Acta Medica Okayama volume30 issue3

In order to approach human cancer immunotherapy, the author carried out the immunotherapy with BCG on mice having homotransplanted cancer, observed the posttransplantation results with lapse of time, conduced daily macrophage inhibition test (MI test) and found the immunotherapy to be effective. At the same time the MI test proved to be a useful criterion in determining the course of cancer progress and effectiveness of the immunotherapy.
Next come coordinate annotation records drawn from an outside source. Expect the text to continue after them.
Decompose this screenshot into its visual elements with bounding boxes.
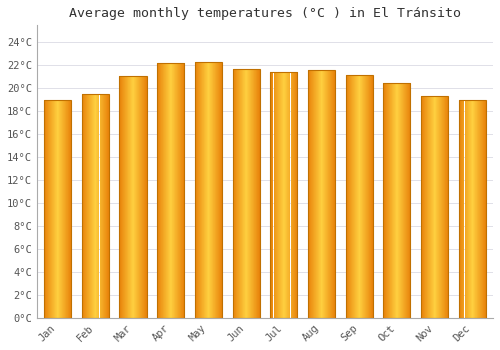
Bar [346, 75, 373, 318]
Bar [120, 76, 146, 318]
Title: Average monthly temperatures (°C ) in El Tránsito: Average monthly temperatures (°C ) in El… [69, 7, 461, 20]
Bar [157, 63, 184, 318]
Bar [308, 70, 335, 318]
Bar [195, 62, 222, 318]
Bar [82, 94, 109, 318]
Bar [232, 69, 260, 318]
Bar [421, 96, 448, 318]
Bar [458, 100, 486, 318]
Bar [384, 83, 410, 318]
Bar [270, 72, 297, 318]
Bar [44, 100, 71, 318]
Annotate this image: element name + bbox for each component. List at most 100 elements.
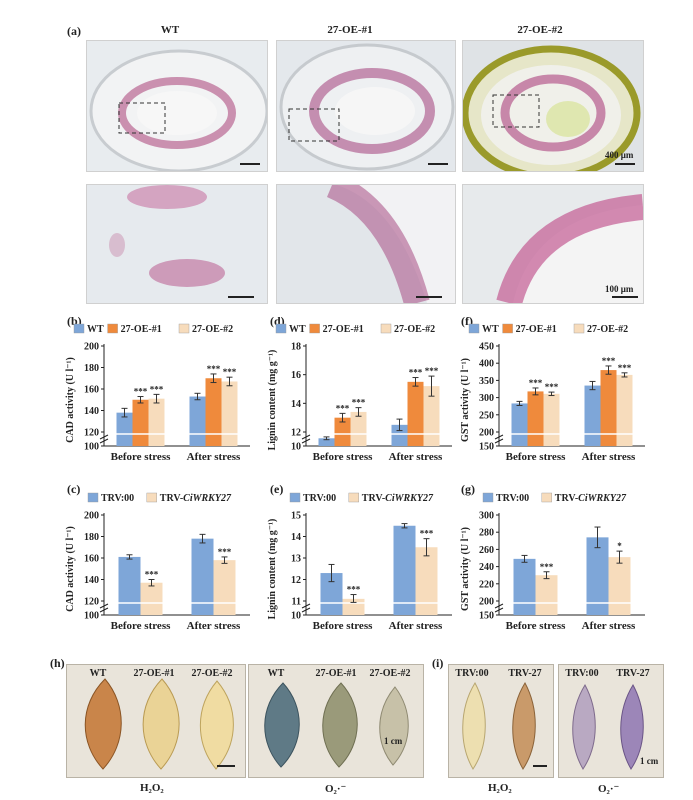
legend: WT 27-OE-#1 27-OE-#2 xyxy=(73,323,233,335)
y-tick-label: 260 xyxy=(479,545,494,556)
leaf-panel-i-o2 xyxy=(558,664,664,778)
significance-label: *** xyxy=(207,364,221,374)
significance-label: *** xyxy=(145,570,159,580)
legend-label: 27-OE-#2 xyxy=(587,324,628,335)
bar xyxy=(535,575,558,615)
micro-title-oe1: 27-OE-#1 xyxy=(327,24,373,36)
bar xyxy=(189,396,206,446)
legend-swatch xyxy=(482,492,494,503)
micrograph-oe2-overview xyxy=(462,40,644,172)
bar xyxy=(213,560,236,615)
y-tick-label: 250 xyxy=(479,410,494,421)
significance-label: *** xyxy=(618,363,632,373)
legend-swatch xyxy=(107,323,118,334)
leaf-label-h-right-0: WT xyxy=(267,668,285,679)
legend-label: TRV-CiWRKY27 xyxy=(160,493,232,504)
legend-swatch xyxy=(73,323,85,334)
y-tick-label: 400 xyxy=(479,359,494,370)
x-tick-label: Before stress xyxy=(506,451,566,463)
y-tick-label: 200 xyxy=(84,342,99,353)
legend-label: WT xyxy=(87,324,104,335)
significance-label: *** xyxy=(150,384,164,394)
leaf-panel-h-o2 xyxy=(248,664,424,778)
y-tick-label: 450 xyxy=(479,342,494,353)
bar xyxy=(221,381,238,446)
leaf-label-h-left-0: WT xyxy=(89,668,107,679)
scale-bar-oe1-top xyxy=(428,163,448,165)
y-tick-label: 180 xyxy=(84,532,99,543)
legend-swatch xyxy=(573,323,585,334)
micrograph-oe2-zoom xyxy=(462,184,644,304)
x-tick-label: After stress xyxy=(389,451,443,463)
y-tick-label: 350 xyxy=(479,376,494,387)
legend: WT 27-OE-#1 27-OE-#2 xyxy=(275,323,435,335)
bar xyxy=(600,370,617,446)
chart-cad-trv: TRV:00 TRV-CiWRKY27 100 120 140 160 180 200 CAD … xyxy=(65,492,250,632)
legend-swatch xyxy=(380,323,392,334)
y-axis-label: Lignin content (mg g⁻¹) xyxy=(267,519,278,620)
legend-swatch xyxy=(289,492,301,503)
legend-swatch xyxy=(502,323,513,334)
y-tick-label: 300 xyxy=(479,393,494,404)
axis-break xyxy=(301,603,311,613)
axis-break xyxy=(99,434,109,444)
y-tick-label: 150 xyxy=(479,611,494,622)
bar xyxy=(608,557,631,615)
legend-label: 27-OE-#2 xyxy=(394,324,435,335)
legend-label: WT xyxy=(289,324,306,335)
leaf-label-i-right-0: TRV:00 xyxy=(565,668,599,679)
significance-label: *** xyxy=(347,585,361,595)
x-tick-label: Before stress xyxy=(111,620,171,632)
x-tick-label: After stress xyxy=(582,451,636,463)
bar xyxy=(320,573,343,615)
label-i-h2o2: H₂O₂ xyxy=(488,782,512,794)
y-tick-label: 300 xyxy=(479,511,494,522)
y-tick-label: 240 xyxy=(479,562,494,573)
legend-swatch xyxy=(541,492,553,503)
significance-label: *** xyxy=(218,547,232,557)
bar xyxy=(616,374,633,446)
panel-label-g: (g) xyxy=(461,482,475,496)
significance-label: *** xyxy=(529,378,543,388)
bar xyxy=(148,398,165,446)
legend-swatch xyxy=(275,323,287,334)
axis-break xyxy=(494,434,504,444)
y-tick-label: 14 xyxy=(291,399,301,410)
y-tick-label: 160 xyxy=(84,554,99,565)
y-axis-label: CAD activity (U l⁻¹) xyxy=(65,526,76,612)
leaf-label-h-right-2: 27-OE-#2 xyxy=(369,668,411,679)
legend-label: TRV:00 xyxy=(303,493,336,504)
panel-label-c: (c) xyxy=(67,482,81,496)
chart-gst-trv: TRV:00 TRV-CiWRKY27 150 200 220 240 260 280 300 G… xyxy=(460,492,645,632)
micro-title-wt: WT xyxy=(160,24,180,36)
label-h-o2: O₂·⁻ xyxy=(325,783,347,795)
scale-bar-wt-bottom xyxy=(228,296,254,298)
leaf-label-h-left-1: 27-OE-#1 xyxy=(133,668,175,679)
bar xyxy=(334,417,351,446)
y-tick-label: 12 xyxy=(291,575,301,586)
axis-break xyxy=(301,434,311,444)
legend-swatch xyxy=(178,323,190,334)
bar xyxy=(116,412,133,446)
micro-title-oe2: 27-OE-#2 xyxy=(517,24,563,36)
bar xyxy=(415,547,438,615)
legend-label: 27-OE-#1 xyxy=(121,324,162,335)
leaf-label-i-right-1: TRV-27 xyxy=(616,668,650,679)
legend: WT 27-OE-#1 27-OE-#2 xyxy=(468,323,628,335)
y-tick-label: 10 xyxy=(291,611,301,622)
panel-label-h: (h) xyxy=(50,656,65,670)
bar xyxy=(205,378,222,446)
y-tick-label: 11 xyxy=(292,597,301,608)
significance-label: *** xyxy=(425,366,439,376)
bar xyxy=(140,582,163,615)
y-tick-label: 16 xyxy=(291,370,301,381)
y-tick-label: 14 xyxy=(291,532,301,543)
y-tick-label: 120 xyxy=(84,428,99,439)
legend-label: WT xyxy=(482,324,499,335)
legend: TRV:00 TRV-CiWRKY27 xyxy=(289,492,434,504)
y-axis-label: CAD activity (U l⁻¹) xyxy=(65,357,76,443)
y-tick-label: 18 xyxy=(291,342,301,353)
significance-label: *** xyxy=(336,403,350,413)
bar xyxy=(118,556,141,615)
legend-label: 27-OE-#1 xyxy=(516,324,557,335)
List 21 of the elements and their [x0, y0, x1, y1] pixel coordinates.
Phosphate-binding protein(s) was found in the inner mitochondrial membrane of calf heart by Sephadex G-200 and G-25 gel filtration. The binding activity was inhibited by N-ethylmaleimide and competed by a large amount of cold phosphate. The amount of phosphate bound to the fraction was 29 nmoles per mg of protein. Affinity chromatography with phosphate-bound Sepharose 4B confirmed the presence of phosphate-binding protein(s) in the active fraction of mitochondrial membrane fractionated by gel filtration.

In order to formulate an early diagnostic method for acute rejection after kidney transplantation, macrophage migration inhibition test (MIT) was carried out with lapse of time after inbred rat kidney allotransplantation. The mean survival time of rat kidney allograft was found to be 7.07 +/- 1.34 days. On the other hand, in the group treated with rabbit anti-rat lymphocyte serum (ALS) the mean survival time was lengthened to 14.15 +/- 2.14 days (p less than 0.05). The corresponding antigen used for MIT was prepared with donor kidney by ultrasonication, and its protein concentration at 180 mug/ml was the most optimal as not to elicit non-specific inhibition of macrophages. In the control group, activity of macrophage inhibitory factor (MIF activity) turned positive 3 days after the transplantation, and it became strongly positive by 5 or 7 dyas at the period when rejection crisis appeared frequently. ALS-treated group showed a lower MIF activity than the control group (p less than 0.05) and on 7-12 dyas before rejection crisis appeared frequently, MIF activity became strongly positive. These findings suggest that this MIT is simple and will be proved to be useful in predicting the acute rejection as well as in controlling the immunosuppression.

Human adenovirus type 12 (Ad 12) was inoculated through subtentorial route into inbred newborn mice (C3H/BifB/Ki), and sequential changes of the brain and tumor induction were examined by histological and immunofluorescent methods. Two days after virus inoculation, Ad 12 specific tumor antigen (fluorescent T-antigen) appeared in the cells of ependymal and subventricular matrix layers, choroid plexuses and leptomeninges in the subtentorial as well as the supratentorial brains. After 10 days, these fluorescent positive cells decreased gradually in number but still remained focally beneath the ependyma. Sixty days later, early tumor nodules were detected in the same regions in which remained the fluorescent cells. After 107 days, neurological signs and well-developed tumors were noted in 25 of 63 (30.1%) mice examined. In the cerebellum, both of T-antigens and tumors were limited around the IVth ventricle, but not in the granular layers. Histomorphologically, the tumors were of primitive neuroectodermal origin and consisted of the cells resembling immature matrix cells in the subventricular zone. These findings strongly suggest that the virus has a selective affinity to the remaining matrix cells, but not to cerebellar granular cells, at least, in newborn mice.

Heterokaryon formation and Rous sarcoma virus (RSV)-induction were studied by fusion of RSV-transformed human embryonic cells with chick embryo fibroblasts in the presence of lysolecithin. Heterokaryon formation was observed by autoradiography. RSV-induction was identified by focus formation, electron microscopy and density gradient centrifugation of 3H-uridine-labeled particles. The most effective concentration of lysolecithin for virus induction was 10 mug/10(6) cells/0.1 ml. Efficiency of lysolecithin in virus induction was not less than that of ultraviolet-inactivated Sendai virus (UV-HVJ).

A cell line (HGC-27) was established by culture of the metastatic lymph node from a gastric cancer patient diagnosed histologically as undifferentiated carcinoma. HGC-27 cells were polygonal or short spindle-shaped and adhered to glass surfaces as a monolayer. The cells were probably derived from gastric cancer cells, as their origin from mesenchymal tissues can be excluded morphologically and enzyme-histochemically. Enzyme activities were generally negative or low, except for adenosine triphosphatase, lactic dehydrogenase and leucine aminopeptidase. These scanty findings might reflect the undifferentiated character of the original tumor cells. The cloning efficiency was 5.3% in liquid medium and 1.0% in soft agar. The doubling time was about 17 hr. Chromosomal analysis revealed a mode of 109 and 110 chromosomes.

A case with prolonged bacterial infection accompanied by an abnormal serum protein which migrated in the post-gamma region on electrophoresis is presented. The abnormal protein was identified as IgG with gamma-type light chain moiety. The patient suffered from prolonged pneumonia and cholecystitis, Bone marrow aspiration and skeletal x-rays did not indicate multiple myeloma.